By: Christina Welty
It’s time to plan your upcoming annual convention. The board picked a location – convenient and central to your member base. You have chosen dates (avoiding holidays and competing association’s meetings) and you have sent a Request for Proposal (RFP) to several properties. After reviewing the RFP’s, you selected the hotel. Now, you have to tackle the next step – reviewing the hotel contract. Before you sign on the dotted line, keep the following tips in mind.
- GO BACK TO YOUR RFP
Before you do anything else, review your RFP and make sure everything is covered in the contract. Does the contract:
- List the correct number of sleeping rooms at the requested room rate?
- Articulate the parking and internet usage fees?
- Have the appropriate number of rooms for all of your sessions and other activities? Are they the right size and will you be able to fit everything comfortably, including any special audiovisual?

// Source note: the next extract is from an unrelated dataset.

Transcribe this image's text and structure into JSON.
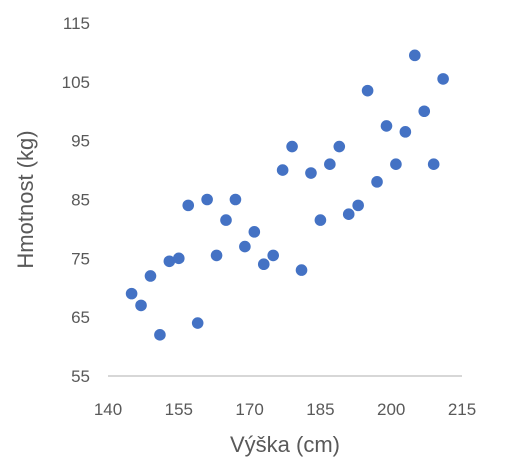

- Make arrangements for any of your special requests, such as a trade show that involves cooking or moving large pallets onto the show floor?
- ROOM BLOCK & ATTRITION
Review your room block and make sure you will realistically be able to meet the rooms requested. Many hotels will allow for 80-85% attrition, but it can be negotiated if not offered initially. Make sure the word “cumulative” is part of the contract, so you can satisfy the total number of rooms across the duration of the convention instead of having to meet attrition nightly. Also, if the group is typically late to register, request a room reservation deadline of 3 weeks out.

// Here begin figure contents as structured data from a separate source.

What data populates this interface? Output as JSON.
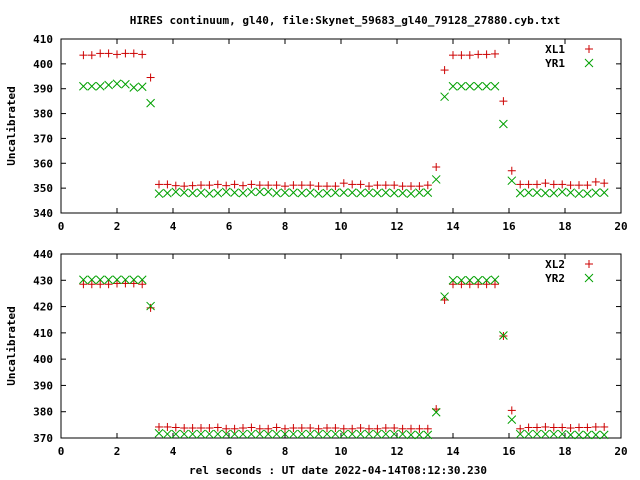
{
  "title": "HIRES continuum, gl40, file:Skynet_59683_gl40_79128_27880.cyb.txt",
  "xlabel": "rel seconds : UT date 2022-04-14T08:12:30.230",
  "chart_data": [
    {
      "type": "scatter",
      "ylabel": "Uncalibrated",
      "xlim": [
        0,
        20
      ],
      "ylim": [
        340,
        410
      ],
      "xticks": [
        0,
        2,
        4,
        6,
        8,
        10,
        12,
        14,
        16,
        18,
        20
      ],
      "yticks": [
        340,
        350,
        360,
        370,
        380,
        390,
        400,
        410
      ],
      "legend_position": "top-right",
      "series": [
        {
          "name": "XL1",
          "marker": "+",
          "color": "#cc0000",
          "x": [
            0.8,
            1.1,
            1.4,
            1.7,
            2.0,
            2.3,
            2.6,
            2.9,
            3.2,
            3.5,
            3.8,
            4.1,
            4.4,
            4.7,
            5.0,
            5.3,
            5.6,
            5.9,
            6.2,
            6.5,
            6.8,
            7.1,
            7.4,
            7.7,
            8.0,
            8.3,
            8.6,
            8.9,
            9.2,
            9.5,
            9.8,
            10.1,
            10.4,
            10.7,
            11.0,
            11.3,
            11.6,
            11.9,
            12.2,
            12.5,
            12.8,
            13.1,
            13.4,
            13.7,
            14.0,
            14.3,
            14.6,
            14.9,
            15.2,
            15.5,
            15.8,
            16.1,
            16.4,
            16.7,
            17.0,
            17.3,
            17.6,
            17.9,
            18.2,
            18.5,
            18.8,
            19.1,
            19.4
          ],
          "y": [
            403.5,
            403.5,
            404.2,
            404.2,
            403.8,
            404.2,
            404.2,
            403.8,
            394.5,
            351.5,
            351.5,
            351,
            350.8,
            351,
            351.2,
            351.2,
            351.5,
            351,
            351.5,
            351,
            351.5,
            351.2,
            351.2,
            351.2,
            350.8,
            351.2,
            351.2,
            351.2,
            350.8,
            350.8,
            350.8,
            352,
            351.5,
            351.5,
            350.8,
            351.2,
            351.2,
            351.2,
            350.8,
            350.8,
            350.8,
            351.2,
            358.5,
            397.5,
            403.5,
            403.5,
            403.5,
            403.8,
            403.8,
            404,
            385,
            357,
            351.5,
            351.5,
            351.5,
            352,
            351.5,
            351.5,
            351.2,
            351.2,
            351.2,
            352.5,
            352
          ]
        },
        {
          "name": "YR1",
          "marker": "x",
          "color": "#00a000",
          "x": [
            0.8,
            1.1,
            1.4,
            1.7,
            2.0,
            2.3,
            2.6,
            2.9,
            3.2,
            3.5,
            3.8,
            4.1,
            4.4,
            4.7,
            5.0,
            5.3,
            5.6,
            5.9,
            6.2,
            6.5,
            6.8,
            7.1,
            7.4,
            7.7,
            8.0,
            8.3,
            8.6,
            8.9,
            9.2,
            9.5,
            9.8,
            10.1,
            10.4,
            10.7,
            11.0,
            11.3,
            11.6,
            11.9,
            12.2,
            12.5,
            12.8,
            13.1,
            13.4,
            13.7,
            14.0,
            14.3,
            14.6,
            14.9,
            15.2,
            15.5,
            15.8,
            16.1,
            16.4,
            16.7,
            17.0,
            17.3,
            17.6,
            17.9,
            18.2,
            18.5,
            18.8,
            19.1,
            19.4
          ],
          "y": [
            391,
            391,
            391,
            391.5,
            392,
            391.8,
            390.5,
            390.8,
            384.2,
            347.8,
            348,
            348.5,
            348.2,
            348,
            348.2,
            347.8,
            348,
            348.5,
            348.2,
            348,
            348.5,
            348.5,
            348.5,
            348,
            348.2,
            348.2,
            348,
            348.2,
            347.8,
            348,
            348.2,
            348.2,
            348.2,
            348,
            348.2,
            348,
            348.2,
            348,
            348,
            347.8,
            348.2,
            348.2,
            353.5,
            386.8,
            391,
            391,
            391,
            391,
            391,
            391,
            375.8,
            353,
            348,
            348.2,
            348.2,
            348,
            348,
            348.5,
            348.2,
            347.8,
            347.8,
            348.2,
            348.2
          ]
        }
      ]
    },
    {
      "type": "scatter",
      "ylabel": "Uncalibrated",
      "xlim": [
        0,
        20
      ],
      "ylim": [
        370,
        440
      ],
      "xticks": [
        0,
        2,
        4,
        6,
        8,
        10,
        12,
        14,
        16,
        18,
        20
      ],
      "yticks": [
        370,
        380,
        390,
        400,
        410,
        420,
        430,
        440
      ],
      "legend_position": "top-right",
      "series": [
        {
          "name": "XL2",
          "marker": "+",
          "color": "#cc0000",
          "x": [
            0.8,
            1.1,
            1.4,
            1.7,
            2.0,
            2.3,
            2.6,
            2.9,
            3.2,
            3.5,
            3.8,
            4.1,
            4.4,
            4.7,
            5.0,
            5.3,
            5.6,
            5.9,
            6.2,
            6.5,
            6.8,
            7.1,
            7.4,
            7.7,
            8.0,
            8.3,
            8.6,
            8.9,
            9.2,
            9.5,
            9.8,
            10.1,
            10.4,
            10.7,
            11.0,
            11.3,
            11.6,
            11.9,
            12.2,
            12.5,
            12.8,
            13.1,
            13.4,
            13.7,
            14.0,
            14.3,
            14.6,
            14.9,
            15.2,
            15.5,
            15.8,
            16.1,
            16.4,
            16.7,
            17.0,
            17.3,
            17.6,
            17.9,
            18.2,
            18.5,
            18.8,
            19.1,
            19.4
          ],
          "y": [
            428.5,
            428.5,
            428.5,
            428.5,
            428.8,
            428.8,
            428.8,
            428.5,
            419.5,
            374.2,
            374.2,
            374,
            373.8,
            373.8,
            373.8,
            373.8,
            374,
            373.5,
            373.5,
            373.8,
            374,
            373.5,
            373.5,
            374,
            373.5,
            373.8,
            373.8,
            373.8,
            373.5,
            373.8,
            373.8,
            373.5,
            373.5,
            373.8,
            373.5,
            373.5,
            373.8,
            373.8,
            373.5,
            373.5,
            373.5,
            373.5,
            381,
            422.5,
            428.5,
            428.5,
            428.5,
            428.5,
            428.5,
            428.5,
            408.8,
            380.5,
            373.5,
            374,
            374,
            374.2,
            374,
            374,
            373.8,
            374,
            374,
            374.2,
            374.2
          ]
        },
        {
          "name": "YR2",
          "marker": "x",
          "color": "#00a000",
          "x": [
            0.8,
            1.1,
            1.4,
            1.7,
            2.0,
            2.3,
            2.6,
            2.9,
            3.2,
            3.5,
            3.8,
            4.1,
            4.4,
            4.7,
            5.0,
            5.3,
            5.6,
            5.9,
            6.2,
            6.5,
            6.8,
            7.1,
            7.4,
            7.7,
            8.0,
            8.3,
            8.6,
            8.9,
            9.2,
            9.5,
            9.8,
            10.1,
            10.4,
            10.7,
            11.0,
            11.3,
            11.6,
            11.9,
            12.2,
            12.5,
            12.8,
            13.1,
            13.4,
            13.7,
            14.0,
            14.3,
            14.6,
            14.9,
            15.2,
            15.5,
            15.8,
            16.1,
            16.4,
            16.7,
            17.0,
            17.3,
            17.6,
            17.9,
            18.2,
            18.5,
            18.8,
            19.1,
            19.4
          ],
          "y": [
            430.2,
            430.2,
            430.2,
            430.2,
            430.2,
            430.2,
            430.2,
            430.2,
            420.2,
            371.8,
            371.5,
            371.5,
            371.5,
            371.5,
            371.5,
            371.5,
            371.5,
            371.5,
            371.5,
            371.5,
            371.5,
            371.5,
            371.5,
            371.5,
            371.5,
            371.5,
            371.5,
            371.5,
            371.5,
            371.5,
            371.5,
            371.5,
            371.5,
            371.5,
            371.5,
            371.5,
            371.5,
            371.5,
            371.5,
            371.2,
            371.2,
            371.2,
            379.8,
            423.8,
            430,
            430,
            430,
            430,
            430,
            430.2,
            409,
            377,
            371.5,
            371.5,
            371.5,
            371.5,
            371.5,
            371.5,
            371.2,
            371.2,
            371.2,
            371.2,
            371.2
          ]
        }
      ]
    }
  ]
}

After your meeting is over, if you fall short of your room block, send a registration list to the hotel and have them check to see if any of the rooms were outside of the block. It’s amazing how many people forget to mention the group name when making a reservation or there’s simply an error when booking.
- LOOK FOR HIDDEN FEES
Sometimes, hotels charge per tabletop display, even though it is not much different from having to set up in classroom style. You might also see a per person charge for an outdoor event or per person fee for internet, etc. Some items may be worth it, but think how much $5 per person would cost if you were having a large outdoor event!
There are several important clauses, but some of the most important are:
- Force majeure – protects both the organization and hotel from acts of God (terrorism, labor strikes, extreme weather, etc.) which make it impossible to hold the event.

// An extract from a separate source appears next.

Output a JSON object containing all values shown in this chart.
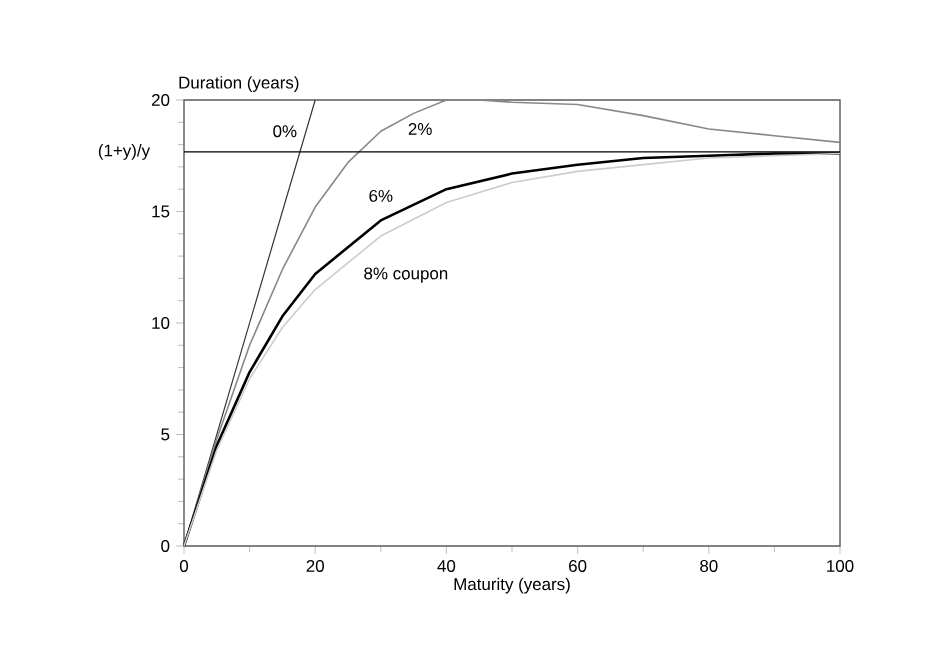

- Cancellation – usually in the form of a grid, it shows the # days out from the event (360, 180, 90, etc.) and how much the association would be responsible for paying should they cancel the event. Make sure the cancellation clause is mutual in the event the hotel cancels on the group. Also, remember that the hotel isn’t making 100% profit, so cancellations should be based on lost profit, not on lost revenue.
- Liquor liability – requires servers to be trained and refuse alcohol to anyone who appears intoxicated. It also requires the hotel to hold harmless the meeting sponsor should there be a liquor liability claim.
- DAYS VS. DATES
Lastly, I cannot stress this enough. Please make sure the days/dates of the week are accurate! Imagine if your exhibit move-in was supposed to be on Tuesday and the date on your space grid was actually for that Wednesday? Once the contract is signed, it will be difficult to adjust the space for the correct days, especially if there is a group before or after your event.
Paying attention to these tips will help save you time, money and a few headaches in the long run. What other tips do you have when you review your hotel contract?